Cerita Keluarga Penjaga Jubah Nabi Muhammad Selama 13 Abad di Turki

Keluarga ini keturunan langsung Hazrat Owais Qarni yang dihadiahi jubah Nabi SAW.

TRT World
Jubah Nabi Muhammad SAW atau Hirka-i Sharif yang dijaga selama 13 abad oleh sebuah keluarga di Turki. Cerita Keluarga Penjaga Jubah Nabi Muhammad Selama 13 Abad di Turki
Rep: mgrol135 Red: Ani Nursalikah

REPUBLIKA.CO.ID, ISTANBUL -- Ratusan orang berkumpul di pintu masuk sebuah masjid di distrik Fatih kuno, Istanbul pada Ramadhan yang berangin di bulan Mei. Para pemilik toko di luar sana menjajakan berbagai kurma dan botol Zamzam, air yang tumpah dari mata air bawah tanah di kota suci Muslim Makkah.

Baca Juga


Doa berkumandang dari pengeras suara masjid, membuat para wanita berjilbab dan pria bertopi masuk ke dalam dengan perasaan rasa hormat dan kegembiraan. Setiap tahun, ribuan umat beriman dari seluruh dunia mengunjungi masjid selama Ramadhan untuk melihat salah satu benda paling berharga dalam warisan Islam, yakni jubah Nabi Muhammad, yang dikenal sebagai “Hirka-i Sharif”.

Artefak antik ini disimpan di sebuah masjid berusia 160 tahun dengan nama yang sama.
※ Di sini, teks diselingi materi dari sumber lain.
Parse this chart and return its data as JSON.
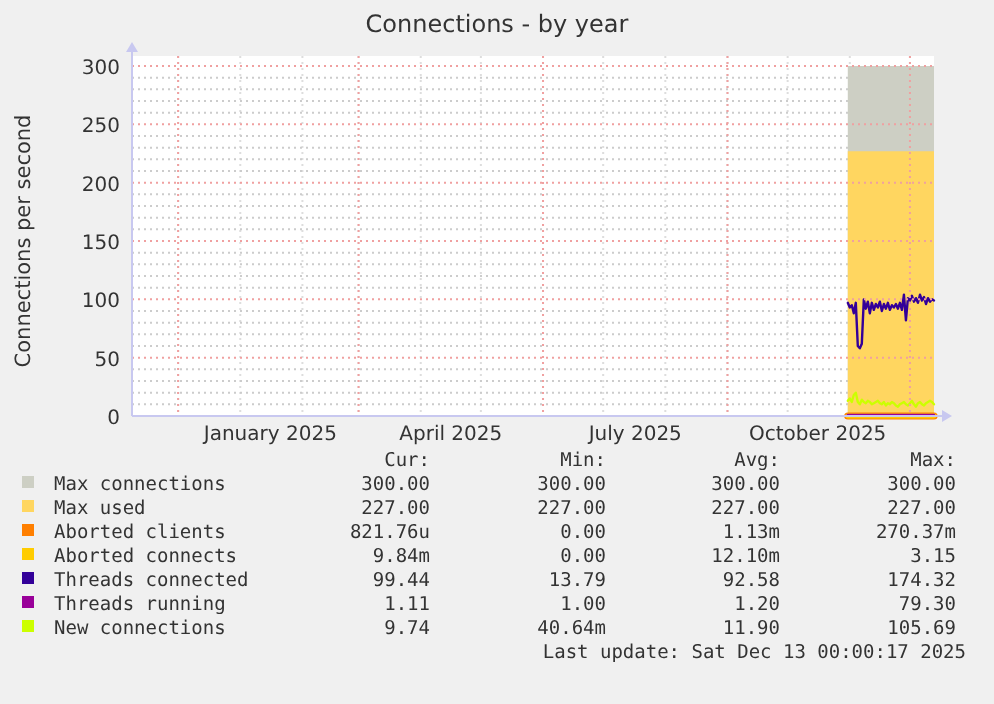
{
  "chart_data": {
    "type": "line",
    "title": "Connections - by year",
    "ylabel": "Connections per second",
    "xlim": [
      "2024-11-08",
      "2025-12-13"
    ],
    "xticks": [
      {
        "value": "2024-12-01",
        "label": null
      },
      {
        "value": "2025-01-16",
        "label": "January 2025"
      },
      {
        "value": "2025-03-01",
        "label": null
      },
      {
        "value": "2025-04-16",
        "label": "April 2025"
      },
      {
        "value": "2025-06-01",
        "label": null
      },
      {
        "value": "2025-07-17",
        "label": "July 2025"
      },
      {
        "value": "2025-09-01",
        "label": null
      },
      {
        "value": "2025-10-16",
        "label": "October 2025"
      },
      {
        "value": "2025-12-01",
        "label": null
      }
    ],
    "ylim": [
      0,
      300
    ],
    "yticks": [
      0,
      50,
      100,
      150,
      200,
      250,
      300
    ],
    "grid": true,
    "legend": "bottom",
    "x": [
      "2025-10-31",
      "2025-11-01",
      "2025-11-02",
      "2025-11-03",
      "2025-11-04",
      "2025-11-05",
      "2025-11-06",
      "2025-11-07",
      "2025-11-08",
      "2025-11-09",
      "2025-11-10",
      "2025-11-11",
      "2025-11-12",
      "2025-11-13",
      "2025-11-14",
      "2025-11-15",
      "2025-11-16",
      "2025-11-17",
      "2025-11-18",
      "2025-11-19",
      "2025-11-20",
      "2025-11-21",
      "2025-11-22",
      "2025-11-23",
      "2025-11-24",
      "2025-11-25",
      "2025-11-26",
      "2025-11-27",
      "2025-11-28",
      "2025-11-29",
      "2025-11-30",
      "2025-12-01",
      "2025-12-02",
      "2025-12-03",
      "2025-12-04",
      "2025-12-05",
      "2025-12-06",
      "2025-12-07",
      "2025-12-08",
      "2025-12-09",
      "2025-12-10",
      "2025-12-11",
      "2025-12-12",
      "2025-12-13"
    ],
    "series": [
      {
        "name": "Max connections",
        "type": "area",
        "color": "#cdcfc4",
        "x": [
          "2025-10-31",
          "2025-12-13"
        ],
        "values": [
          300,
          300
        ]
      },
      {
        "name": "Max used",
        "type": "area",
        "color": "#ffd660",
        "x": [
          "2025-10-31",
          "2025-12-13"
        ],
        "values": [
          227,
          227
        ]
      },
      {
        "name": "Aborted clients",
        "color": "#ff7f00",
        "x": [
          "2025-10-31",
          "2025-12-13"
        ],
        "values": [
          0,
          0
        ]
      },
      {
        "name": "Aborted connects",
        "color": "#ffcc00",
        "x": [
          "2025-10-31",
          "2025-12-13"
        ],
        "values": [
          0,
          0
        ]
      },
      {
        "name": "Threads connected",
        "color": "#330099",
        "values": [
          97,
          93,
          95,
          88,
          97,
          60,
          58,
          62,
          100,
          92,
          98,
          88,
          97,
          91,
          96,
          93,
          98,
          90,
          96,
          92,
          97,
          91,
          95,
          93,
          96,
          92,
          97,
          91,
          104,
          82,
          101,
          99,
          103,
          98,
          101,
          97,
          104,
          99,
          102,
          96,
          101,
          98,
          100,
          99
        ]
      },
      {
        "name": "Threads running",
        "color": "#990099",
        "x": [
          "2025-10-31",
          "2025-12-13"
        ],
        "values": [
          1,
          1
        ]
      },
      {
        "name": "New connections",
        "color": "#ccff00",
        "values": [
          13,
          15,
          12,
          18,
          20,
          12,
          10,
          14,
          12,
          11,
          13,
          12,
          10,
          11,
          12,
          13,
          11,
          10,
          12,
          9,
          11,
          10,
          12,
          11,
          9,
          8,
          10,
          11,
          12,
          10,
          9,
          11,
          13,
          10,
          8,
          11,
          12,
          10,
          9,
          11,
          12,
          13,
          12,
          10
        ]
      }
    ],
    "annotations": [
      "Cur:",
      "Min:",
      "Avg:",
      "Max:",
      "300.00",
      "300.00",
      "300.00",
      "300.00",
      "227.00",
      "227.00",
      "227.00",
      "227.00",
      "821.76u",
      "0.00",
      "1.13m",
      "270.37m",
      "9.84m",
      "0.00",
      "12.10m",
      "3.15",
      "99.44",
      "13.79",
      "92.58",
      "174.32",
      "1.11",
      "1.00",
      "1.20",
      "79.30",
      "9.74",
      "40.64m",
      "11.90",
      "105.69",
      "Last update: Sat Dec 13 00:00:17 2025"
    ]
  }
}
Struktur bangunan dibuat berbentuk segi delapan, untuk menandakan jumlah komponen yang membentuk jubah. Bangunan itu dibangun sedemikian rupa sehingga orang dapat menyusuri lorong untuk melihat jubah di lantai atas tanpa mengganggu jamaah sholat di lantai bawah.
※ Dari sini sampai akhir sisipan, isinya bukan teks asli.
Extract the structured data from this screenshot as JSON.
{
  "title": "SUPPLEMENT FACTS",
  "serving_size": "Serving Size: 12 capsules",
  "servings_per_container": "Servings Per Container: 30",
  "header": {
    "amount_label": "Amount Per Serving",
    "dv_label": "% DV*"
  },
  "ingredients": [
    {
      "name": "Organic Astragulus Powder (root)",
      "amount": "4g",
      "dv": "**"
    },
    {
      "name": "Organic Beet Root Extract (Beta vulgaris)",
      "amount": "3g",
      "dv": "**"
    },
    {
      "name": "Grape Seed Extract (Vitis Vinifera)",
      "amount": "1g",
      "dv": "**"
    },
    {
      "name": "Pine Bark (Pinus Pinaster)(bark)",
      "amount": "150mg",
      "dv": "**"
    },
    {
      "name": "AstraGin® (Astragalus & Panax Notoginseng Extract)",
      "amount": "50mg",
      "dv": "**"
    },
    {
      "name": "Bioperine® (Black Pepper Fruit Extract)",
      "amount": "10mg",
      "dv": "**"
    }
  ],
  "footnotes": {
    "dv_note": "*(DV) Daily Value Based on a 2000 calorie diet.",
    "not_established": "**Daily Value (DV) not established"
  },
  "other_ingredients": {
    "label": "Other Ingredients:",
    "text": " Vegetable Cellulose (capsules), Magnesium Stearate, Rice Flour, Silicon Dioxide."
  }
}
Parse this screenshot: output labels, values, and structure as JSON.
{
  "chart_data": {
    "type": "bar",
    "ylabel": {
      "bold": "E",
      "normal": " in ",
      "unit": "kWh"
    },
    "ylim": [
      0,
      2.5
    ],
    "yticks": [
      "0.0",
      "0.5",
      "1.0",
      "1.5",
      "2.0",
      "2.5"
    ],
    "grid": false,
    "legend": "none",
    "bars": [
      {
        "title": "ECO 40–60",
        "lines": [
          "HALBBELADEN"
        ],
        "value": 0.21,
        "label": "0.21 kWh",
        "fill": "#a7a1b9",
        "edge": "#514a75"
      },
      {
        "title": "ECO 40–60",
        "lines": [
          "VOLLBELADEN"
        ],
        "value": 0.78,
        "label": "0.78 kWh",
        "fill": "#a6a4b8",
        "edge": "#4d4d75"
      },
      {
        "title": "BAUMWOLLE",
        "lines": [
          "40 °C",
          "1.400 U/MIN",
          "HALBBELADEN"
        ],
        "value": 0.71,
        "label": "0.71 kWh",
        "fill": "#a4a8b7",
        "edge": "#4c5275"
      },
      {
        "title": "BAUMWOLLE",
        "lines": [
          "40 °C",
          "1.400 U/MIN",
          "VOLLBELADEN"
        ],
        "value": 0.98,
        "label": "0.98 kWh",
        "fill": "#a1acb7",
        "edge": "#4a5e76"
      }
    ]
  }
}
Dilansir TRT World pada Selasa (28/5/2019), Sumeyra Guldal, Sekretaris Jenderal Yayasan Masjid Hirka-i Sharif, yang menjaga tempat ibadah mengatakan setiap tahun, lebih dari satu juta orang mengunjungi masjid selama Ramadhan. 

“Hanya dalam tiga minggu kami memiliki lebih banyak pengunjung daripada banyak museum lain di Turki,” tambah Guldal kepada TRT World.

Keluarga yang melindungi Hirka-i Sharif sama mempesonannya dengan masjid itu sendiri. Anggota keluarga ini merupakan keturunan langsung dari Hazrat Owais Qarni, sezaman dengan Nabi Muhammad SAW yang dianugerahi jubah olehnya.

Selama 13 abad, dari satu generasi ke generasi berikutnya, keluarga ini telah menjaga artefak berharga itu. “Sejak saya berusia tiga atau empat tahun, saya telah berada di masjid. Saya telah melihat betapa posesifnya keluarga saya terhadap jubah tersebut dan juga kesediaan mereka mengizinkan orang untuk mengunjunginya,” kata Baris Samir, keturunan ke-59 Owais Qarni.

“Misi kami merupakan yang sangat terhormat. Berapa banyak keluarga di dunia yang mengetahui silsilah mereka sejak 59 generasi?,” kata Samir, penduduk asli Istanbul berusia 45 tahun, yang merupakan insinyur mesin.

Kisah Owais Qarni telah menarik perhatian para cendekiawan Muslim selama berabad-abad. Dia memiliki status khusus dalam Islam dan dianggap sebagai sahabat Nabi Muhammad meskipun keduanya tidak pernah bertemu.

Berasal dari Yaman, Qarni berangkat ke Madinah untuk melihat Nabi tetapi harus kembali untuk merawat ibunya yang sakit. Setelah mendengar tentang bagaimana seorang pria yang berbakti kepada ibunya pergi tanpa bertemu dengannya, Nabi meminta dua sahabatnya yang paling tepercaya, Omar dan Ali untuk menyerahkan jubahnya kepada orang Yaman itu.

Sejak saat itu, keturunan Owais Qarni menjadi penjaga kain berwarna emas yang terkenal. Sementara Qarni tidak dapat melihat Nabi secara langsung karena keadaan, banyak orang mengklaim bahwa mereka bertemu secara spiritual, hal itu yang membuat Qarni meninggikan status diantara para sufi.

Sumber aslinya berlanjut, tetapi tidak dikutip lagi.